A Mistral, maior startup de IA da Europa, aposta em inovação e identidade francesa para competir com gigantes americanos e chineses no setor
Há poucos motivos para comemorar o esfriamento das relações entre os Estados Unidos e a União Europeia. Mas até uma tempestade pode trazer benefícios para alguém. No mundo em rápido crescimento da inteligência artificial (IA), a Mistral, uma startup francesa, pode ser uma beneficiária da tormenta transatlântica. Fundada em 2023 por ex-pesquisadores da Meta (controladora do Facebook) e do Google DeepMind (uma divisão britânica da Alphabet), a Mistral não é uma empresa pequena. Avaliada em cerca de €5,8 bilhões (US$ 6,2 bilhões) em junho de 2024, quando levantou fundos pela última vez, ela é a startup de IA mais valiosa da Europa.
A empresa tem produzido modelos de base rapidamente, lançando 16 nos últimos 18 meses. Esses modelos variam de sistemas especializados, como Codestral, Mathstral e Pixtral, para codificação, matemática e reconhecimento de imagens, como sugerem seus nomes, até modelos de uso geral, dos quais o mais recente, o Mistral Small 3, foi lançado em janeiro.
Ao mesmo tempo, não há como confundir a empresa com um laboratório de elite. Sua avaliação é uma ordem de magnitude menor do que a de rivais americanas como OpenAI, Anthropic e xAI, esta última buscando levantar mais dinheiro em uma única rodada do que o valor total da Mistral. Seus modelos também estão firmemente na média.
O setor tem inúmeras tabelas de classificação, avaliando habilidades desde conhecimento geral até capacidade de codificação, e os modelos da Mistral apareceram no topo de pouquíssimas.
Por isso, a Mistral tentou se destacar competindo de forma mais indireta. Por exemplo, muitos de seus modelos são de código aberto: qualquer pessoa pode baixá-los e usá-los sem permissão explícita, sem custo. Outros são lançados sob a licença “de pesquisa” da empresa; usuários comerciais devem pagar por eles, enquanto hobbyistas e hackers podem experimentá-los livremente.
A empresa frequentemente lança modelos com nada mais do que um link sem palavras para um arquivo BitTorrent, com a explicação completa vindo depois. Essa abordagem chamou atenção – e gerou imitadores.

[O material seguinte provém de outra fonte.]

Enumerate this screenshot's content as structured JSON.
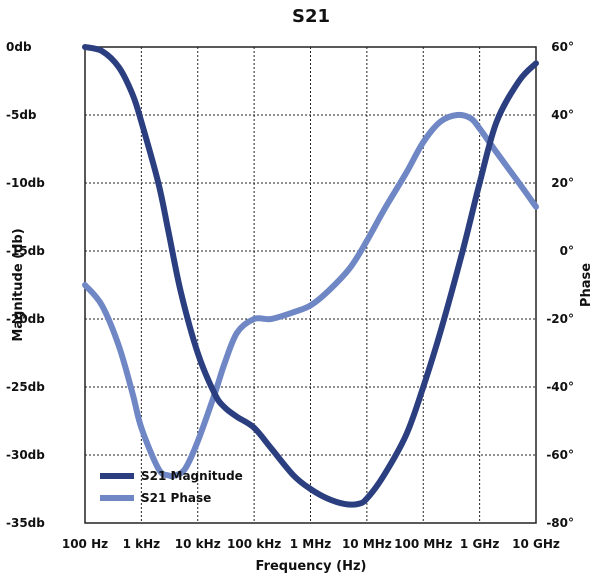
{
  "chart_data": {
    "type": "line",
    "title": "S21",
    "xlabel": "Frequency (Hz)",
    "ylabel": "Magnitude (db)",
    "y2label": "Phase",
    "x_scale": "log",
    "xlim": [
      100,
      10000000000
    ],
    "ylim": [
      -35,
      0
    ],
    "y2lim": [
      -80,
      60
    ],
    "x_ticks": [
      {
        "value": 100,
        "label": "100 Hz"
      },
      {
        "value": 1000,
        "label": "1 kHz"
      },
      {
        "value": 10000,
        "label": "10 kHz"
      },
      {
        "value": 100000,
        "label": "100 kHz"
      },
      {
        "value": 1000000,
        "label": "1 MHz"
      },
      {
        "value": 10000000,
        "label": "10 MHz"
      },
      {
        "value": 100000000,
        "label": "100 MHz"
      },
      {
        "value": 1000000000,
        "label": "1 GHz"
      },
      {
        "value": 10000000000,
        "label": "10 GHz"
      }
    ],
    "y_ticks": [
      {
        "value": 0,
        "label": "0db"
      },
      {
        "value": -5,
        "label": "-5db"
      },
      {
        "value": -10,
        "label": "-10db"
      },
      {
        "value": -15,
        "label": "-15db"
      },
      {
        "value": -20,
        "label": "-20db"
      },
      {
        "value": -25,
        "label": "-25db"
      },
      {
        "value": -30,
        "label": "-30db"
      },
      {
        "value": -35,
        "label": "-35db"
      }
    ],
    "y2_ticks": [
      {
        "value": 60,
        "label": "60°"
      },
      {
        "value": 40,
        "label": "40°"
      },
      {
        "value": 20,
        "label": "20°"
      },
      {
        "value": 0,
        "label": "0°"
      },
      {
        "value": -20,
        "label": "-20°"
      },
      {
        "value": -40,
        "label": "-40°"
      },
      {
        "value": -60,
        "label": "-60°"
      },
      {
        "value": -80,
        "label": "-80°"
      }
    ],
    "grid": true,
    "legend_position": "bottom-left",
    "series": [
      {
        "name": "S21 Magnitude",
        "axis": "left",
        "color": "#2b3f80",
        "x": [
          100,
          200,
          400,
          700,
          1000,
          2000,
          3000,
          5000,
          10000,
          20000,
          30000,
          50000,
          100000,
          200000,
          500000,
          1000000,
          2000000,
          4000000,
          7000000,
          10000000,
          20000000,
          50000000,
          100000000,
          200000000,
          500000000,
          1000000000,
          2000000000,
          5000000000,
          10000000000
        ],
        "y": [
          0,
          -0.3,
          -1.5,
          -3.5,
          -5.5,
          -10,
          -13.5,
          -18,
          -22.5,
          -25.5,
          -26.5,
          -27.2,
          -28,
          -29.5,
          -31.5,
          -32.5,
          -33.2,
          -33.6,
          -33.6,
          -33.2,
          -31.5,
          -28.5,
          -25,
          -21,
          -15,
          -10,
          -5.5,
          -2.5,
          -1.2
        ]
      },
      {
        "name": "S21 Phase",
        "axis": "right",
        "color": "#6f87c4",
        "x": [
          100,
          200,
          400,
          700,
          1000,
          2000,
          3000,
          4000,
          6000,
          10000,
          20000,
          30000,
          50000,
          100000,
          200000,
          500000,
          1000000,
          2000000,
          5000000,
          10000000,
          20000000,
          50000000,
          100000000,
          200000000,
          400000000,
          700000000,
          1000000000,
          2000000000,
          5000000000,
          10000000000
        ],
        "y": [
          -10,
          -16,
          -28,
          -42,
          -52,
          -64,
          -66,
          -66,
          -64,
          -56,
          -42,
          -33,
          -24,
          -20,
          -20,
          -18,
          -16,
          -12,
          -5,
          3,
          12,
          23,
          32,
          38,
          40,
          39,
          36,
          29,
          20,
          13
        ]
      }
    ]
  }
}
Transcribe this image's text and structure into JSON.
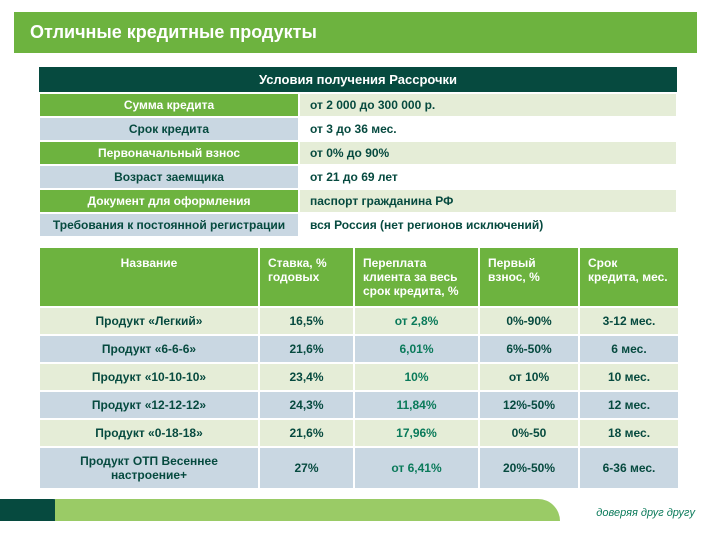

Quando a chinesa DeepSeek surgiu no início deste ano, usou o mesmo manual de três partes.
Até recentemente, a Mistral parecia destinada a se tornar dano colateral na batalha entre Estados Unidos e China pela dominação da IA. Com executivos americanos argumentando que os usuários enfrentavam uma escolha entre IA “democrática” ou “autocrática” e modelos chineses oferecendo desempenho barato para os indiferentes à geopolítica, a empresa francesa foi pressionada.
Rumores de uma venda potencial circularam, mas o CEO da Mistral os descartou abruptamente em uma entrevista ao vivo em janeiro. A empresa estava caminhando para um IPO, disse ele, citando um crescimento “tremendo”. Se isso fosse verdade, céticos se perguntavam, por que ele estava passando tanto tempo circulando pelo Vale do Silício?
Mas em fevereiro as coisas começaram a mudar. A Mistral lançou o Le Chat, um assistente estilo ChatGPT pago. O serviço se destaca por sua velocidade: baseado em chips da Cerebras, uma startup americana, ele responde de forma extremamente rápida em comparação com a concorrência. Seu aplicativo atingiu 1 milhão de downloads nos primeiros dez dias.
Ele tem outra vantagem: a geografia. “Le Chat est français”, diz uma avaliação de cinco estrelas da versão francesa do aplicativo, argumentando que vale a pena tolerar um serviço ligeiramente menos eficiente para evitar as opções americanas e chinesas. “Os americanos enlouqueceram”, declarou outra avaliação (britânica) de cinco estrelas.
A lista de clientes da Mistral sugere que usuários mais conhecidos, embora menos demonstrativos, também estão abertos a um pouco de patriotismo. Ela é dominada por gigantes franceses como o banco BNP Paribas e a empresa de telecomunicações Orange.
No entanto, o orgulho nacional por si só não paga as contas. A receita anual recorrente da Mistral é de apenas €30 milhões, cerca de 0,5% de sua avaliação exorbitante, de acordo com a publicação tecnológica Sifted.
Mas, à medida que o número de modelos de IA cresce e a diferença entre os melhores diminui ainda mais, um pouco de patriotismo pode ser suficiente para manter o dinheiro entrando e os modelos funcionando.